To be fair to Alissa Heinershceid, it appears that she wasn’t the ultimate architect of the ill-advised Mulvaney campaign, though she clearly set the moral and business imperatives such that any low-level marketing peon would see the Mulvaney partnership as fulfillment of her clear directives. In fact, the Daily Mail reports that Heinerscheid was a registered Republican as of 2016, so she may not actually be all that woke.
But none of that is the point. The point is that coddled and credentialed millennials like Heinerscheid have exited college from prestigious universities without the slightest understanding of how American business works or what is required for growth.
This would be less a problem if American corporations didn’t hire based upon the credentials earned at institutions which confer little to no practical knowledge of what is required for businesses to be successful. A college professor at Harvard Business School would presume, I’m sure, to know more about business than a small business owner who pays a CPA for assistance in managing his life’s dream to serve customers what they want at his deli. But that professor doesn’t have to live with the potential ramifications of failing to meet customer expectations like the deli owner and his family do. With the aegis of tenure protecting him, the Harvard professor is not a risk of losing his livelihood as the deli owner is — and that is all the difference.

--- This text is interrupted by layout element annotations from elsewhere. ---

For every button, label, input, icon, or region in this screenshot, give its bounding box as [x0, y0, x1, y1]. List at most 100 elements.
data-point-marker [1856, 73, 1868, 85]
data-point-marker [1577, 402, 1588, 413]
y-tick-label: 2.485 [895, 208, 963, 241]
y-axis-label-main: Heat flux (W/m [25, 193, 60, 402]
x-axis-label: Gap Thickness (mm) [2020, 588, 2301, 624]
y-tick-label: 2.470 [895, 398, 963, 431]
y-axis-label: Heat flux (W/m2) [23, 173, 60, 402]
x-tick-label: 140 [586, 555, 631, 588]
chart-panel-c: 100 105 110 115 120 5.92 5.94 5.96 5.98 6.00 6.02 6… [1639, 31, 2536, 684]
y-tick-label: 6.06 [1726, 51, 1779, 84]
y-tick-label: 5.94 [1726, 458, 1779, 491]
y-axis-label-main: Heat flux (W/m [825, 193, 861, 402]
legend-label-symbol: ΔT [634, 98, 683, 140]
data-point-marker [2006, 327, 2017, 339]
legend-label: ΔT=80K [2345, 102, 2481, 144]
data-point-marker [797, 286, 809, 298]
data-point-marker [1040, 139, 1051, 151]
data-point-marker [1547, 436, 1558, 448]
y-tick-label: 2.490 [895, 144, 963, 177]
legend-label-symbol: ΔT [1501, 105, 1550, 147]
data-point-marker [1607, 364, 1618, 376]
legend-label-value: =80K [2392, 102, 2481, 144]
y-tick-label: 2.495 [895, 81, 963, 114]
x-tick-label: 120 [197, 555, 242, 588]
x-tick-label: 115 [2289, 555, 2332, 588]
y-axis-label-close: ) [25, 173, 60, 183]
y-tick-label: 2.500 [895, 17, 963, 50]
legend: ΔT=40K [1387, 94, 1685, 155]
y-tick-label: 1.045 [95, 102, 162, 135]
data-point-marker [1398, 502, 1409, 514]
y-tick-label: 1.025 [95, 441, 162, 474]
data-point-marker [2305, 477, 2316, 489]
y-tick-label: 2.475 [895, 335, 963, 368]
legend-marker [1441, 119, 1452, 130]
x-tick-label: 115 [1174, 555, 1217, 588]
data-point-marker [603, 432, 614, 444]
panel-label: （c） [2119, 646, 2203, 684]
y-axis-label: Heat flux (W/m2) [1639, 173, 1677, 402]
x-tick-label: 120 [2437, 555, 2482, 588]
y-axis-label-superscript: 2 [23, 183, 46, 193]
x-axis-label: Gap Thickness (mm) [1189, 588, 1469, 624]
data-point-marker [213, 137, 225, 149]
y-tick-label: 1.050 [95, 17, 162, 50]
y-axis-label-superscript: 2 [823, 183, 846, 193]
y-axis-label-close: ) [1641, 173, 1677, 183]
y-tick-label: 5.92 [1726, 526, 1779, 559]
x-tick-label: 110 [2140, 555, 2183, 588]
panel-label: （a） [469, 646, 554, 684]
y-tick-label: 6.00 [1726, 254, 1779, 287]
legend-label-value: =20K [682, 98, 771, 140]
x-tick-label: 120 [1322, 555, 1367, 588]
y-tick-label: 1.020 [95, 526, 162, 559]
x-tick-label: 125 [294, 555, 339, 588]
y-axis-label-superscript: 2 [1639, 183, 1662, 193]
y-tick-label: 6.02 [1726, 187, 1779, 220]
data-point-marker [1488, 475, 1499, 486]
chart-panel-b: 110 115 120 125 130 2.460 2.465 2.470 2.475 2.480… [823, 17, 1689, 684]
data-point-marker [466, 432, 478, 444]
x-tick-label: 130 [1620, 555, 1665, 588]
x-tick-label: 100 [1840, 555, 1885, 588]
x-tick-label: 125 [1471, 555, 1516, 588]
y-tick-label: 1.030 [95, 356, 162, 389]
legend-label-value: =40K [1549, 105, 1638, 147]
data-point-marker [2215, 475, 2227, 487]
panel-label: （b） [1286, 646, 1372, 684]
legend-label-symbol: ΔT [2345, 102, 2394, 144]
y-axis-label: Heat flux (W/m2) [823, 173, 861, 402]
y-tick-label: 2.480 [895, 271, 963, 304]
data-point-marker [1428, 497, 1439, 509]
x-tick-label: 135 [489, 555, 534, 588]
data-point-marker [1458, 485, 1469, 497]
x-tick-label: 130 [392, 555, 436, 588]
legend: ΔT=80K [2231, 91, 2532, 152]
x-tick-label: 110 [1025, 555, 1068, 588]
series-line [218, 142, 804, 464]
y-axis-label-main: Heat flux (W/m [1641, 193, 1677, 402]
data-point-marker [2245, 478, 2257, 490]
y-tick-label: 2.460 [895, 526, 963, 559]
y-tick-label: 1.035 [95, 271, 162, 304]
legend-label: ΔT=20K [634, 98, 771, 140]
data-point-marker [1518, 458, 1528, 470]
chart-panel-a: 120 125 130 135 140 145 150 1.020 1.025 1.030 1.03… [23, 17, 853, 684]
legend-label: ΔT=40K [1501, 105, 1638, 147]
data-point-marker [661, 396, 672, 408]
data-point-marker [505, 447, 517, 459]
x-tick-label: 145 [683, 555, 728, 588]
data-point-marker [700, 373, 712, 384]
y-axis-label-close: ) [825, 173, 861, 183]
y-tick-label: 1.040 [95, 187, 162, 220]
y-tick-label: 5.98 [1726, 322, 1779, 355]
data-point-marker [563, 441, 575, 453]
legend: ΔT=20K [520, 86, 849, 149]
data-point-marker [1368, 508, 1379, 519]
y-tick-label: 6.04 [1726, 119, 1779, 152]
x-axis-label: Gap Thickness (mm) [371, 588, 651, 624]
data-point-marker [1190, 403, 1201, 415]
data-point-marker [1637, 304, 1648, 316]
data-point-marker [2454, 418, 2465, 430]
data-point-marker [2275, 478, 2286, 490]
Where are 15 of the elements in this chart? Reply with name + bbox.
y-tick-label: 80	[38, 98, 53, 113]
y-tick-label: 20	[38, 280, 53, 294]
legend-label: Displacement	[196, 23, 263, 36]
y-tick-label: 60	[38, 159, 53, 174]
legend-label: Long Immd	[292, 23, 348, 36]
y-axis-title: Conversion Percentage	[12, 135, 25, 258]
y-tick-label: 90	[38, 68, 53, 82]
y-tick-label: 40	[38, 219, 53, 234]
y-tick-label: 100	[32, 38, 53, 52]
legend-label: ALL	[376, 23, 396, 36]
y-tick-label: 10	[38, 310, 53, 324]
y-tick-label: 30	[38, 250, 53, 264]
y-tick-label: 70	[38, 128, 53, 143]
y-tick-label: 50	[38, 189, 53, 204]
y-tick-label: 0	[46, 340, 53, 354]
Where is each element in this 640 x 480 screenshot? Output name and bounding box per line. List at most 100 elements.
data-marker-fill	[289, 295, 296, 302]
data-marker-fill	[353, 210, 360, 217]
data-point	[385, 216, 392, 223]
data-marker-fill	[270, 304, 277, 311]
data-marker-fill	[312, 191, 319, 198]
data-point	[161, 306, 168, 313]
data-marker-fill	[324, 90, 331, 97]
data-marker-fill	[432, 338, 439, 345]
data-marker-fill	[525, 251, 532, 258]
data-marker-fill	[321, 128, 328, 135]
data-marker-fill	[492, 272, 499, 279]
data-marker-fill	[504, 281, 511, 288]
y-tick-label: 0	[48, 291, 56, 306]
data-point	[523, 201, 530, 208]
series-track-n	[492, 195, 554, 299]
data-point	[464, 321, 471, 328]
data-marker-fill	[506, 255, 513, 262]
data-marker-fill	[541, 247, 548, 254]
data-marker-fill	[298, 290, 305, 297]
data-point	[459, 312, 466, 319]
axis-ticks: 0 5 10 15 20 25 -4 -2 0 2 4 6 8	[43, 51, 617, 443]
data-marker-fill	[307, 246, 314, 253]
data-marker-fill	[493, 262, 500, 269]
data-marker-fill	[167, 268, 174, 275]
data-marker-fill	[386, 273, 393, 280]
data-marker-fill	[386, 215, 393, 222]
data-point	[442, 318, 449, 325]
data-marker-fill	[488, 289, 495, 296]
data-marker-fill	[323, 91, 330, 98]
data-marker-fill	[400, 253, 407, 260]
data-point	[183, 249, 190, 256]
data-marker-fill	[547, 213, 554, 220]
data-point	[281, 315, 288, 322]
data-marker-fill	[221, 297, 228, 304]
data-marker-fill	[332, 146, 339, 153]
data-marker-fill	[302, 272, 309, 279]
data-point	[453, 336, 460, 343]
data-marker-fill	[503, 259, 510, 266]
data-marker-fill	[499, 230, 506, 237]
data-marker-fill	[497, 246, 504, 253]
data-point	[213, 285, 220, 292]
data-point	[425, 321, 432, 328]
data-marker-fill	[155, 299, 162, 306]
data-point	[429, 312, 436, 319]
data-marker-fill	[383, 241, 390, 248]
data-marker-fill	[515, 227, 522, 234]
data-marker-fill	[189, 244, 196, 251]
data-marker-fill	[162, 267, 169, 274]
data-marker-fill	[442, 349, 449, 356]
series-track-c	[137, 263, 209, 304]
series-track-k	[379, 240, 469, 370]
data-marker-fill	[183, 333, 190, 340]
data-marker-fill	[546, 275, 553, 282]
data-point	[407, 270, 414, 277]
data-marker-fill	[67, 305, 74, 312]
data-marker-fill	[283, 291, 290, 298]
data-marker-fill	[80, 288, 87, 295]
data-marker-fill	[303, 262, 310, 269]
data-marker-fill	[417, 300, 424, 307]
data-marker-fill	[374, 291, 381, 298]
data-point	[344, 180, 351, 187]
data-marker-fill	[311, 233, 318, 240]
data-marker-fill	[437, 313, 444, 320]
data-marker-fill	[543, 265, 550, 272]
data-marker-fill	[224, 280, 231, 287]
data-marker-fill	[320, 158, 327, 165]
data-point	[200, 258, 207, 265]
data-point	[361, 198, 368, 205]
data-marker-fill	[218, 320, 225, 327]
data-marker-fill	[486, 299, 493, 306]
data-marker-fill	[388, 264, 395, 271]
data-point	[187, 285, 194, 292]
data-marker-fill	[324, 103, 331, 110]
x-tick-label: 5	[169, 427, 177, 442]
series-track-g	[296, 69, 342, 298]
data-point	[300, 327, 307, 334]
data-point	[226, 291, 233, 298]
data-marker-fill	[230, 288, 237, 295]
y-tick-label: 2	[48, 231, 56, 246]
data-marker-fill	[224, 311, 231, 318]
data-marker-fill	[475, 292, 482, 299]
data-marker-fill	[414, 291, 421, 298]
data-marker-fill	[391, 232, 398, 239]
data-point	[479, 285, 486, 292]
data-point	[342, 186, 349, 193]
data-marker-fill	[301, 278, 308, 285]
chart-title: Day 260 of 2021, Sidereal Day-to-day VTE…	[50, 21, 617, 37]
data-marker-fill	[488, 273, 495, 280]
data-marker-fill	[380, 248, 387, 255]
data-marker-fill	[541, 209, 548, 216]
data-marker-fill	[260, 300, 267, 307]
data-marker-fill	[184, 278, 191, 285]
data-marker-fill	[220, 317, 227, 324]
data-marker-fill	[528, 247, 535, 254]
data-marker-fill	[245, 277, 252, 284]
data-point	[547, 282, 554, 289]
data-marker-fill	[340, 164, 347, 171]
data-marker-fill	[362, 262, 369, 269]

Entitled, credentialed professors at woke-infected universities are churning out entitled, credentialed woke-infected young people into the workforce of American corporations. But these young people, like their professors in many cases, have never actually produced any wealth in the private sector, and they likewise know nothing of the requirements of success in the world that they’re expected to lead.
Either that changes and we return to the economic dynamism of our recent past, or we will continue in our trajectory into this obvious, and potentially fatal, economic decline which has accelerated in these past few years, and which is symbolically represented by the physical decline of frail, doddering Joe Biden who is unfortunately accelerating into the depths of senility.